Scaling your training
Warning
To scale your training or run more than 1 simulation model at a time (in parallel) you will need an exported version of your AnyLogic model. In order for you to export the model, you MUST have a valid AnyLogic Professional license.
If you are using the rllib
package, you can define how many simulation instances you want to execute in parallel by tunning the rollouts parameters:
from alpyperl.examples.cartpole_v0.cartpole_env import CartPoleEnv
from ray.rllib.algorithms.ppo import PPOConfig
# Initialise policy configuration (e.g. PPOConfig), rollouts and environment
policy = (
PPOConfig()
.rollouts(
num_rollout_workers=2,
num_envs_per_worker=5,
)
.environment(
CartPoleEnv,
env_config={
'run_exported_model': False,
'exported_model_loc': './resources/exported_models/cartpole_v0'
'show_terminals': False
}
)
.build()
)
# Create training loop
for _ in range(10):
result = policy.train()
# Save policy at known location
checkpoint_dir = policy.save("./resources/trained_policies/cartpole_v0")

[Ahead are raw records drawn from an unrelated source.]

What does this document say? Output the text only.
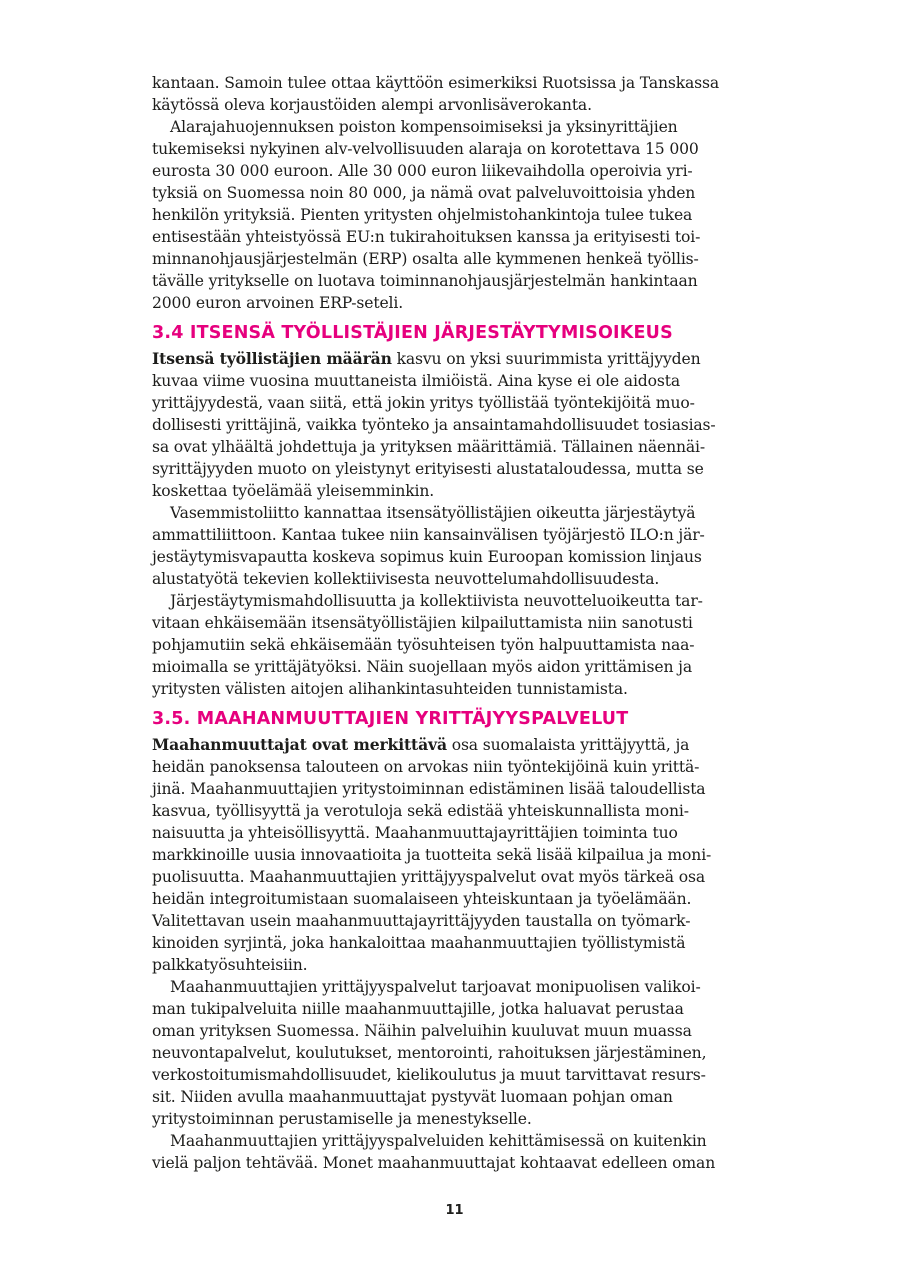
kantaan. Samoin tulee ottaa käyttöön esimerkiksi Ruotsissa ja Tanskassa
käytössä oleva korjaustöiden alempi arvonlisäverokanta.
Alarajahuojennuksen poiston kompensoimiseksi ja yksinyrittäjien
tukemiseksi nykyinen alv-velvollisuuden alaraja on korotettava 15 000
eurosta 30 000 euroon. Alle 30 000 euron liikevaihdolla operoivia yri-
tyksiä on Suomessa noin 80 000, ja nämä ovat palveluvoittoisia yhden
henkilön yrityksiä. Pienten yritysten ohjelmistohankintoja tulee tukea
entisestään yhteistyössä EU:n tukirahoituksen kanssa ja erityisesti toi-
minnanohjausjärjestelmän (ERP) osalta alle kymmenen henkeä työllis-
tävälle yritykselle on luotava toiminnanohjausjärjestelmän hankintaan
2000 euron arvoinen ERP-seteli.
3.4 ITSENSÄ TYÖLLISTÄJIEN JÄRJESTÄYTYMISOIKEUS
Itsensä työllistäjien määrän kasvu on yksi suurimmista yrittäjyyden
kuvaa viime vuosina muuttaneista ilmiöistä. Aina kyse ei ole aidosta
yrittäjyydestä, vaan siitä, että jokin yritys työllistää työntekijöitä muo-
dollisesti yrittäjinä, vaikka työnteko ja ansaintamahdollisuudet tosiasias-
sa ovat ylhäältä johdettuja ja yrityksen määrittämiä. Tällainen näennäi-
syrittäjyyden muoto on yleistynyt erityisesti alustataloudessa, mutta se
koskettaa työelämää yleisemminkin.
Vasemmistoliitto kannattaa itsensätyöllistäjien oikeutta järjestäytyä
ammattiliittoon. Kantaa tukee niin kansainvälisen työjärjestö ILO:n jär-
jestäytymisvapautta koskeva sopimus kuin Euroopan komission linjaus
alustatyötä tekevien kollektiivisesta neuvottelumahdollisuudesta.
Järjestäytymismahdollisuutta ja kollektiivista neuvotteluoikeutta tar-
vitaan ehkäisemään itsensätyöllistäjien kilpailuttamista niin sanotusti
pohjamutiin sekä ehkäisemään työsuhteisen työn halpuuttamista naa-
mioimalla se yrittäjätyöksi. Näin suojellaan myös aidon yrittämisen ja
yritysten välisten aitojen alihankintasuhteiden tunnistamista.
3.5. MAAHANMUUTTAJIEN YRITTÄJYYSPALVELUT
Maahanmuuttajat ovat merkittävä osa suomalaista yrittäjyyttä, ja
heidän panoksensa talouteen on arvokas niin työntekijöinä kuin yrittä-
jinä. Maahanmuuttajien yritystoiminnan edistäminen lisää taloudellista
kasvua, työllisyyttä ja verotuloja sekä edistää yhteiskunnallista moni-
naisuutta ja yhteisöllisyyttä. Maahanmuuttajayrittäjien toiminta tuo
markkinoille uusia innovaatioita ja tuotteita sekä lisää kilpailua ja moni-
puolisuutta. Maahanmuuttajien yrittäjyyspalvelut ovat myös tärkeä osa
heidän integroitumistaan suomalaiseen yhteiskuntaan ja työelämään.
Valitettavan usein maahanmuuttajayrittäjyyden taustalla on työmark-
kinoiden syrjintä, joka hankaloittaa maahanmuuttajien työllistymistä
palkkatyösuhteisiin.
Maahanmuuttajien yrittäjyyspalvelut tarjoavat monipuolisen valikoi-
man tukipalveluita niille maahanmuuttajille, jotka haluavat perustaa
oman yrityksen Suomessa. Näihin palveluihin kuuluvat muun muassa
neuvontapalvelut, koulutukset, mentorointi, rahoituksen järjestäminen,
verkostoitumismahdollisuudet, kielikoulutus ja muut tarvittavat resurs-
sit. Niiden avulla maahanmuuttajat pystyvät luomaan pohjan oman
yritystoiminnan perustamiselle ja menestykselle.
Maahanmuuttajien yrittäjyyspalveluiden kehittämisessä on kuitenkin
vielä paljon tehtävää. Monet maahanmuuttajat kohtaavat edelleen oman
11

print(f"Checkpoint saved in directory '{checkpoint_dir}'")
# Close all enviornments (otherwise AnyLogic model will be hanging)
policy.stop()
The total number of simulation instances will be defined by num_rollout_workers x num_envs_per_worker
.
In addition to that, you must enable 'run_exported_model': True
in the environment and point to the exported model folder 'exported_model_loc': './resources/exported_models/cartpole_v0'
in order for the parallel execution to take place.